Tom Bower, author of “Boris Johnson, The Gambler,” predicted that Johnson could get more than $3 million for his memoirs, if they are juicy. “The question is, how candid will it be. David Cameron got a million for a book that was dull,” Bower said, adding that former prime minister Tony Blair wrote a memoir that “was more revealing, and he got bigger sells. That is the question though. Is he prepared to tell the truth about his marriages? His attitude to other people? Is he prepared to settle grudges? He’s a good writer, but whether he’s prepared to deliver the headlines is what matters.”
Bower said Johnson would hope to return to the highest office in the land. “He believes, in the long term, that there is a realistic chance of a political comeback, that in the end, there will be a Churchillian appeal to him as the only man who can save the party,” he said. “Much depends on how he conducts himself from now on. I thought his resignation speech was not only defiant, but admitting no mistakes, and saying he’d been knifed in the back and he’d come back again. I think that is the way to interpret it,” Bower said.
Some day soon, Johnson officially will tender his resignation as British prime minister. He will deliver a final speech outside 10 Downing Street. He will meet Queen Elizabeth II and tell her he is leaving. Removal vans will pull up to the prime minister’s residence and take away his belongings, although maybe not the wallpaper, which reportedly cost $1,100 a roll.
If Johnson wants to rise to the top again, he will need to be a member of Parliament, so he may opt to keep his seat in the House of Commons and serve on the backbenches, representing Uxbridge and South Ruislip, a suburb in West London.
Other British prime ministers have made a comeback, including Churchill, who served from 1940 to 1945 and again from 1951 to 1955. More recently, Harold Wilson, a Labour Party politician, served as prime minister from 1964 to 1970 and then returned for a second stint from 1974 to 1976.
While some of Johnson’s predecessors kept that job in Parliament, others retired fully from politics. Former prime minister Theresa May has continued to sit in the House of Commons and serve her constituents, with whom she remains a popular figure. She has largely left the administration to do its thing but has delivered a blistering broadside or two.
Her predecessor, David Cameron, left politics almost immediately. He took up several positions, including the presidency of Alzheimer’s Research in the United Kingdom. Cameron wrote a book called “For the Record,” for $960,000. He also took up advisory posts for a number of companies, including Greensill Capital, where his lobbying was decried as “sleazy” by the opposition. A parliamentary report concluded that his actions were not criminal but displayed “a significant lack of judgment.”

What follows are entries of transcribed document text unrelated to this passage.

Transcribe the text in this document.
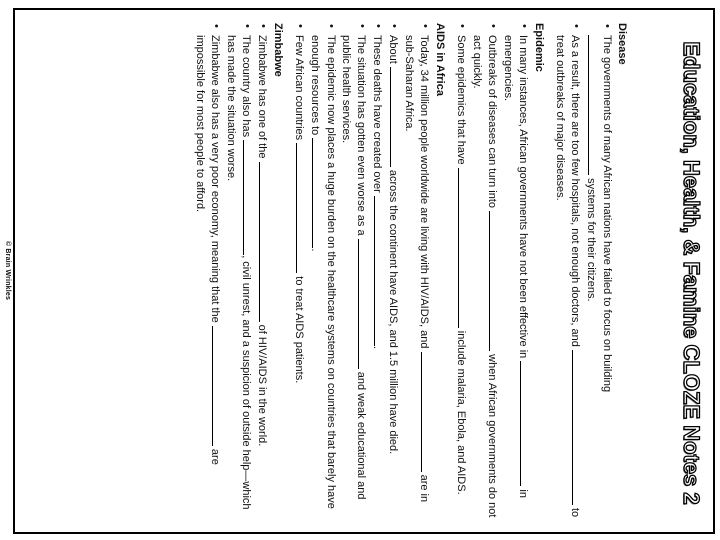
© Brain Wrinkles	Education, Health, & Famine CLOZE Notes 2
Disease
• The governments of many African nations have failed to focus on building  systems for their citizens.
• As a result, there are too few hospitals, not enough doctors, and  to treat outbreaks of major diseases.
Epidemic
• In many instances, African governments have not been effective in  in emergencies.
• Outbreaks of diseases can turn into  when African governments do not act quickly.
• Some epidemics that have  include malaria, Ebola, and AIDS.
AIDS in Africa
• Today, 34 million people worldwide are living with HIV/AIDS, and  are in sub-Saharan Africa.
• About  across the continent have AIDS, and 1.5 million have died.
• These deaths have created over .
• The situation has gotten even worse as a  and weak educational and public health services.
• The epidemic now places a huge burden on the healthcare systems on countries that barely have enough resources to .
• Few African countries  to treat AIDS patients.
Zimbabwe
• Zimbabwe has one of the  of HIV/AIDS in the world.
• The country also has , civil unrest, and a suspicion of outside help—which has made the situation worse.
• Zimbabwe also has a very poor economy, meaning that the  are impossible for most people to afford.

Former prime minister Gordon Brown has worked for the United Nations in the field of global education and campaigns to end child poverty. Blair also set up his own nonprofit organization, the Tony Blair Institute for Global Change, and became Middle East envoy for the Quartet, a grouping of the United Nations, United States, European Union and Russia. But he also pursued lucrative work in the private sector, creating what critics argued was a conflict of interest. Still, Johnson might want to keep on supporting Ukraine in some fashion.
Former prime minister John Major stayed on as a member of Parliament for four years before taking on a variety of roles in business and in the sport of cricket. In other words, there seems to be no conventional route for a former prime minister. But Johnson is not a conventional politician.
Adam Taylor in Washington contributed to this report.